Who: The Durango Welcome Center is home to the Visitor Information Desk, the Durango Area Tourism Office, the Community Concert Hall ticket operation and the Fort Lewis College student recruitment and alumni center. The DWC offers public restrooms, ATM, wifi, water and a staff of knowledgeable friendly people.
What: The Durango Welcome Center is the community’s “welcome mat” for visitors, new residents and long-time locals. It was built and funded in 2011 by the collaborative effort of the City of Durango, Fort Lewis College and the Business Improvement District. The city holds the master lease with the building owner and sub-leases to the occupants who split the rent. The anchor tenant is the Durango Area Tourism Office which agreed to re-locate to the new Welcome Center from its long-time shared home at the Chamber of Commerce building at Santa Rita Park.
Where: The Welcome Center is located on the southeast corner of Main Avenue and 8th Street in the heart of Durango’s historic downtown. After a year-long search, the location was selected for its mid-town Main Avenue corner location, signalized intersection, proximity to the Transit Center and Post Office and 8th Street connection to the college. The timing was ideal as the owner of the existing business was contemplating selling and retiring. The 100 year-old building was gutted and construction was completed in less than six months.

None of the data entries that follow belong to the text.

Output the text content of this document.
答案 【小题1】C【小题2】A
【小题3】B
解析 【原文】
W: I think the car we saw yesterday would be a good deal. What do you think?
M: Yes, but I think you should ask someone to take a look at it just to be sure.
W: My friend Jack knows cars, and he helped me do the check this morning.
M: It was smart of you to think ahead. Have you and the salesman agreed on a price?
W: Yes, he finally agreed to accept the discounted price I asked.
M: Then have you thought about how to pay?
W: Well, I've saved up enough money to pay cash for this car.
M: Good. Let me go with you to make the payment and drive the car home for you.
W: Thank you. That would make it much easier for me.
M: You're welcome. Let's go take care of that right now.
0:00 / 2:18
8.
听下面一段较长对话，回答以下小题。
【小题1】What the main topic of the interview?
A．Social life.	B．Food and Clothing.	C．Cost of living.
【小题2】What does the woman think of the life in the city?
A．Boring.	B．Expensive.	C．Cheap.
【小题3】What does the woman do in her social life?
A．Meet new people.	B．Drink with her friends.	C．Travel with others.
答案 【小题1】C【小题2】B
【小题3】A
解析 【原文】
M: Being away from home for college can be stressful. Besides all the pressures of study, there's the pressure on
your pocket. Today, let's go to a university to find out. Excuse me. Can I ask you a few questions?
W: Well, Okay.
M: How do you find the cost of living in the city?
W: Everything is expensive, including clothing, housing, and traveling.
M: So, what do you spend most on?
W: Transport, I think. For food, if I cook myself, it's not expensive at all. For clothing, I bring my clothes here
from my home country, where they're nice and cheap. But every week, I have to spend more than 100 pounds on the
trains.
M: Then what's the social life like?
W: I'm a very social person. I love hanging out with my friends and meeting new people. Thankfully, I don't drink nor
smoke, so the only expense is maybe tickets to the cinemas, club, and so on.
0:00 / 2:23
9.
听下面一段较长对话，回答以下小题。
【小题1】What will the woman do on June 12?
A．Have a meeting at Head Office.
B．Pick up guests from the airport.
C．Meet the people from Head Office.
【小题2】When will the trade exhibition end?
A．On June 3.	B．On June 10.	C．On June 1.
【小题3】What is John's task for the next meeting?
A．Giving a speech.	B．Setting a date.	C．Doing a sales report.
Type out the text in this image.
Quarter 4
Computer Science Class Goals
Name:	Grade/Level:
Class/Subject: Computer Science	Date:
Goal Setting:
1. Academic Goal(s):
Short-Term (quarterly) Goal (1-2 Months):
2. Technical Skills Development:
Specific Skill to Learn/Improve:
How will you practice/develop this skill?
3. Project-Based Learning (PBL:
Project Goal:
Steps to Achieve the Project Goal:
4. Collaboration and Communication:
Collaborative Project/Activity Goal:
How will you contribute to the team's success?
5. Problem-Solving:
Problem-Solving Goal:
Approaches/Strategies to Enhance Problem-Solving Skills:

When: The Welcome Center softly-opened in spring of 2012, with a grand opening celebration in June. The first year, more than 100,000 people passed through the doors and in 2016, surpassed 120,000 visitors. This summer will mark its fifth anniversary, and the center will record its 500,000th visitor.
Why: The Welcome Center was a collaborative solution to a number of unique challenges faced by the city, college and BID. The price of leasing downtown space in high-profile locations prohibited all parties from operating their own separate facilities. The city acknowledged the need for more public restroom facilities that were convenient to Main Avenue tourists and were ADA accessible, but cost and facility management issues were probl ematic. The BID wanted to do more to promote downtown businesses and experimented with a stand-alone kiosk on Main. Limited operating hours, seasonality, and labor cost made the project difficult to justify. The concert hall operated an off-Main ticket sales office which served mainly locals. But being located on the hill above downtown, FLC lacked a downtown presence to promote the college to the hundreds of thousands of prospective students and their families visiting Durango each year.
A shared-space, shared-cost concept was introduced to all parties that immediately saw the many positives in collaborating on a single location, multi-purpose facility. The project also opened up the opportunity for the Tourism Office to move into the heart of the tourism zone. Providing more and better information to destination visitors increases engagement with local retailers and businesses. In fact, State of Colorado research shows that travelers that stop at a Visitor Center stay longer and spend more.